Magnetic forces and change in the type of kinetic energy I have been thinking about magnetic forces and how they do no work. When looking at the definition of work, it makes sense as the Magnetic forces only change the direction.
My other approach to try and really understand this issue is to consider energy. Suppose we have a charge q with mass m moving with constant speed v in a given direction. Then we pass it through a region of a magnetic field. Without getting too tangled up with the orientation and directions, we know the charge changes direction. So initially we have:
$T = T_{translation}=1/2mv^2$ but then with the introduction of the magnetic force there's a change from translational kinetic energy to rotational kinetic energy so $ T = T_{transalation} + T_{rotation} = 1/2mv^2 + 1/2 I\dot{\theta}^2$
So there's a change in the energy but no work done? I don't think I quite understand how this would happen. Sorry if I'm making some dumb assumptions and just can't see it.

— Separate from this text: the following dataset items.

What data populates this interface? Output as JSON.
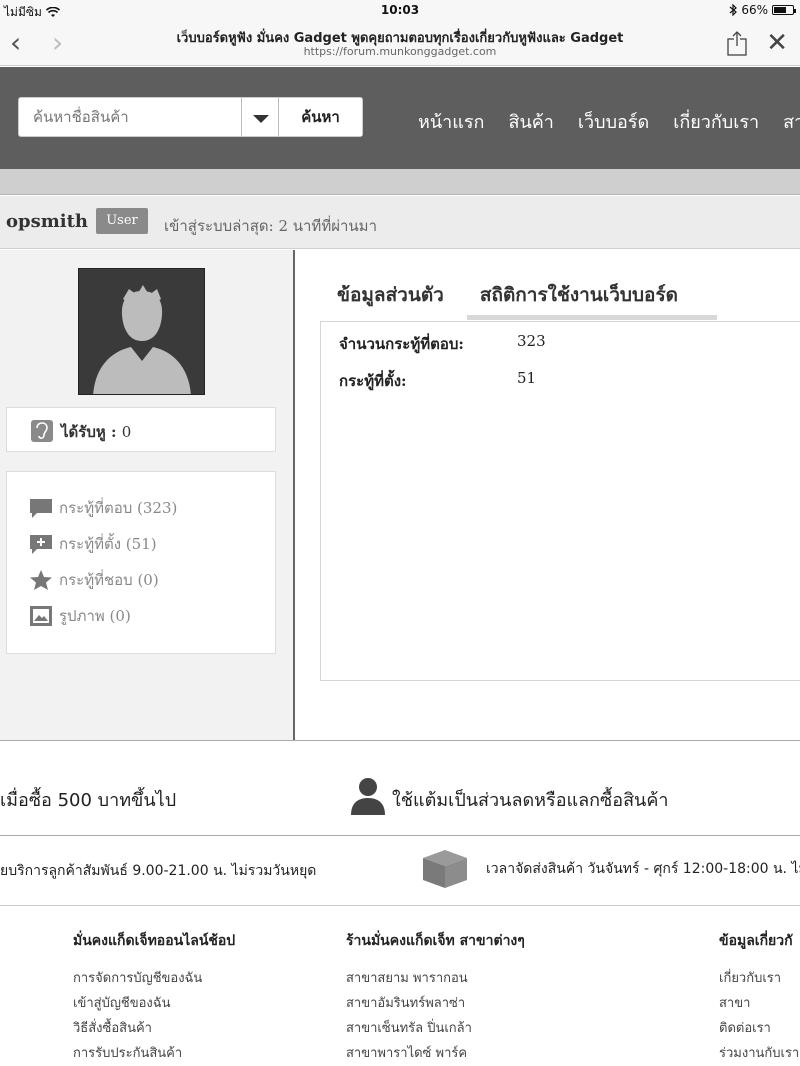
{
  "status_bar": {
    "carrier": "ไม่มีซิม",
    "time": "10:03",
    "battery": "66%",
    "battery_level": 0.66
  },
  "browser": {
    "page_title": "เว็บบอร์ดหูฟัง มั่นคง Gadget พูดคุยถามตอบทุกเรื่องเกี่ยวกับหูฟังและ Gadget",
    "url": "https://forum.munkonggadget.com"
  },
  "header": {
    "search_placeholder": "ค้นหาชื่อสินค้า",
    "search_button": "ค้นหา",
    "nav": [
      "หน้าแรก",
      "สินค้า",
      "เว็บบอร์ด",
      "เกี่ยวกับเรา",
      "สา"
    ]
  },
  "user": {
    "name": "opsmith",
    "role": "User",
    "last_login": "เข้าสู่ระบบล่าสุด: 2 นาทีที่ผ่านมา"
  },
  "sidebar": {
    "ear_label": "ได้รับหู :",
    "ear_value": "0",
    "stats": [
      {
        "label": "กระทู้ที่ตอบ (323)",
        "icon": "comment-icon"
      },
      {
        "label": "กระทู้ที่ตั้ง (51)",
        "icon": "add-comment-icon"
      },
      {
        "label": "กระทู้ที่ชอบ (0)",
        "icon": "star-icon"
      },
      {
        "label": "รูปภาพ (0)",
        "icon": "image-icon"
      }
    ]
  },
  "tabs": [
    "ข้อมูลส่วนตัว",
    "สถิติการใช้งานเว็บบอร์ด"
  ],
  "info": {
    "rows": [
      {
        "label": "จำนวนกระทู้ที่ตอบ:",
        "value": "323"
      },
      {
        "label": "กระทู้ที่ตั้ง:",
        "value": "51"
      }
    ]
  },
  "promo": {
    "left": "เมื่อซื้อ 500 บาทขึ้นไป",
    "right": "ใช้แต้มเป็นส่วนลดหรือแลกซื้อสินค้า"
  },
  "service": {
    "left": "ยบริการลูกค้าสัมพันธ์ 9.00-21.00 น. ไม่รวมวันหยุด",
    "right": "เวลาจัดส่งสินค้า วันจันทร์ - ศุกร์ 12:00-18:00 น. ไม่"
  },
  "footer": {
    "col1": {
      "title": "มั่นคงแก็ดเจ็ทออนไลน์ช้อป",
      "links": [
        "การจัดการบัญชีของฉัน",
        "เข้าสู่บัญชีของฉัน",
        "วิธีสั่งซื้อสินค้า",
        "การรับประกันสินค้า"
      ]
    },
    "col2": {
      "title": "ร้านมั่นคงแก็ดเจ็ท สาขาต่างๆ",
      "links": [
        "สาขาสยาม พารากอน",
        "สาขาอัมรินทร์พลาซ่า",
        "สาขาเซ็นทรัล ปิ่นเกล้า",
        "สาขาพาราไดซ์ พาร์ค"
      ]
    },
    "col3": {
      "title": "ข้อมูลเกี่ยวกั",
      "links": [
        "เกี่ยวกับเรา",
        "สาขา",
        "ติดต่อเรา",
        "ร่วมงานกับเรา"
      ]
    }
  }
}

 A: You need to be careful in the definitions of $v$ and $\dot{\theta}$. They both hold information about the motion of the particle and need to be defined in such a way that they are always orthogonal. Otherwise you are overcounting the motion.
If you had instead $v_z$ and $\theta$ is the angle around the $\hat{z}$ axis then they are orthogonal to each other. For completeness you would need to include the radius from the $z$-axis, $\rho$. These 3 coordinates fully specify the velocity of a point particle in 3-Dimensions and do not overlap. Now if we start with,
$$E_I = \frac{1}{2}mv_z^2 =\frac{1}{2}mv_z^2 + \frac{1}{2}I\dot{\theta}^2,$$
we can write the second term because the initial value of $\dot{\theta} = 0$. Now we turn on a magnetic field. The magnetic field does not change the magnitude of the velocity, it only "shuffles" around the components. This means that you would find part of $v_z$ has now become part of $\dot{\theta}$. We could write the energy after the effect of the magnetic field,
$$E_F = \frac{1}{2}mv_z'^2+\frac{1}{2}I\dot{\theta}'^2.$$
Now $\dot{\theta}' \neq 0$ but the value of $v'_z \neq v_z$. If you carefully work out the algebra you would see that the decrease in the velocity in $\hat{z}$ direction is compensated by the increase in the other directions. 
To be more explicit you would need to specify a direction for the magnetic field and work out the full 3-Dimensional motion (here I have suppressed motion in $\hat{\rho}$), but you would always see that $|\textbf{v}|$ does not change, and ultimately these are fancy ways of writing,
$$E_I = \frac{1}{2}\textbf{v}^2_I = \frac{1}{2}\textbf{v}^2_F = E_F$$
For us to say that the magnetic field did work on the particle we would need to have a change in the energy of the magnetic field, and a corresponding change in the energy of the particle. However in this case the energy of the particle has not changed. Harder to show, but the energy of the magnetic field has not changed either. This means there was no transfer of energy between the two systems and therefore no work was done.